Marketing and reservation assessments of approximately $183,500 are included
in advertising and promotion expense for the year ended December 31, 1996.
COMMON AREA CHARGES
-------------------
The Hotel pays for services provided by a related party for repairs and
maintenance, utilities and building engineering. The Hotel paid
approximately $994,000 for these services for the year ended December 31,
1996. In addition, the Hotel receives payments for services provided to a
related party for similar services. The Hotel received payments of
approximately $656,000 for these services for the year ended December 31,
1996.
4. EMPLOYEE BENEFIT PLAN:
---------------------
The Hotel maintains a defined benefit savings plan for all eligible
employees. Hotel contributions are based on the participating employees'
contributions reduced by any forfeitures in the plan. Vesting begins after
one year with 100% vesting after five years. The Hotel's contribution was
$14,264 for the year ended December 31, 1996.
F-100
<PAGE>
WYNDHAM EMERALD PLAZA
NOTES TO STATEMENTS OF DIRECT REVENUES
AND DIRECT OPERATING EXPENSES, Continued
5. UNAUDITED FINANCIAL INFORMATION:
-------------------------------
The following supplemental financial information has been provided by the
Hotel's management company on an unaudited basis for certain of those
expenses which have been omitted from the accompanying Statements.
Supporting information was not provided by the owner.

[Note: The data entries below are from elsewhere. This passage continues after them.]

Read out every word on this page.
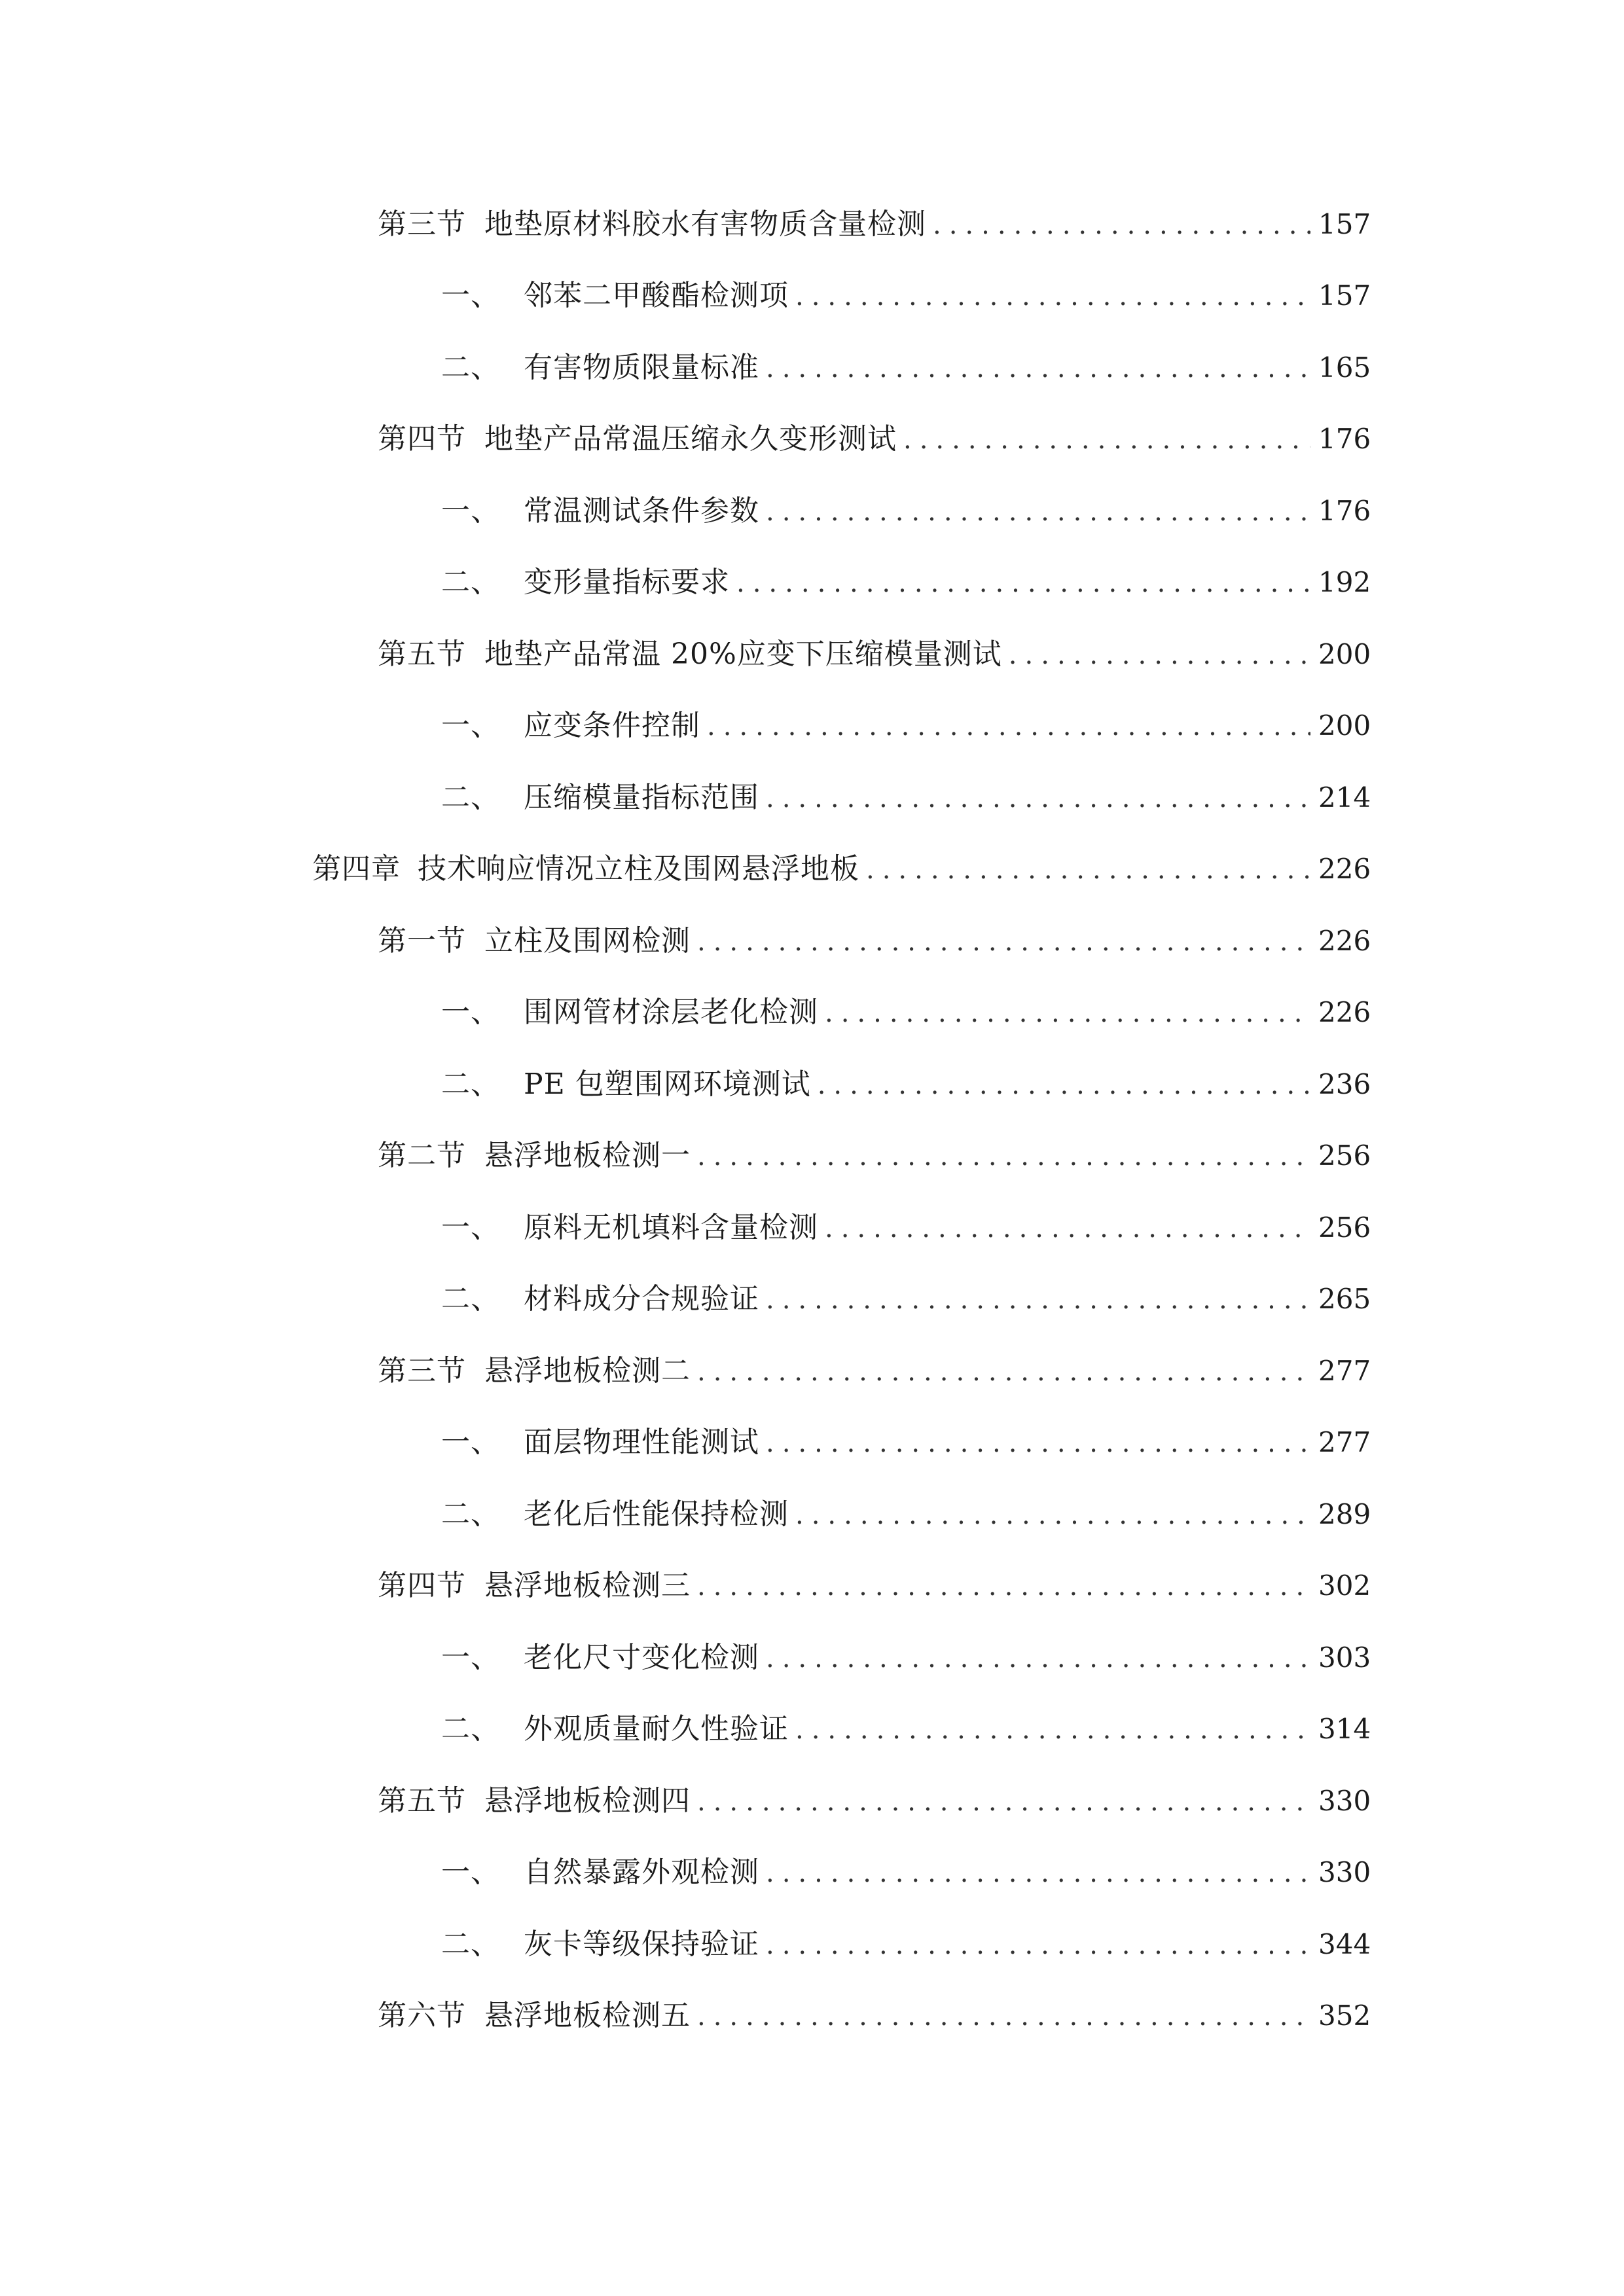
第三节 地垫原材料胶水有害物质含量检测 .....	157
一、 邻苯二甲酸酯检测项 .....	157
二、 有害物质限量标准 .....	165
第四节 地垫产品常温压缩永久变形测试 .....	176
一、 常温测试条件参数 .....	176
二、 变形量指标要求 .....	192
第五节 地垫产品常温 20%应变下压缩模量测试 .....	200
一、 应变条件控制 .....	200
二、 压缩模量指标范围 .....	214
第四章 技术响应情况立柱及围网悬浮地板 .....	226
第一节 立柱及围网检测 .....	226
一、 围网管材涂层老化检测 .....	226
二、 PE 包塑围网环境测试 .....	236
第二节 悬浮地板检测一 .....	256
一、 原料无机填料含量检测 .....	256
二、 材料成分合规验证 .....	265
第三节 悬浮地板检测二 .....	277
一、 面层物理性能测试 .....	277
二、 老化后性能保持检测 .....	289
第四节 悬浮地板检测三 .....	302
一、 老化尺寸变化检测 .....	303
二、 外观质量耐久性验证 .....	314
第五节 悬浮地板检测四 .....	330
一、 自然暴露外观检测 .....	330
二、 灰卡等级保持验证 .....	344
第六节 悬浮地板检测五 .....	352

Additions to furniture, fixtures and equipment ("FF&E") for the Hotel
totaled approximately $644,000 for the year ended December 31, 1996.
Depreciation expense related to FF&E is computed using the straight-line
method based on estimated useful lives ranging from five to seven years.
Estimated depreciation expense related to FF&E was approximately $43,000 for
the year ended December 31, 1996.
Patriot's estimated allocation of the purchase price will be $5,550,900 to
land, $60,439,100 to building and improvements, and $4,890,000 to FF&E.
Expected lives for building and improvements, and FF&E are thirty-five
years and five to seven years, respectively.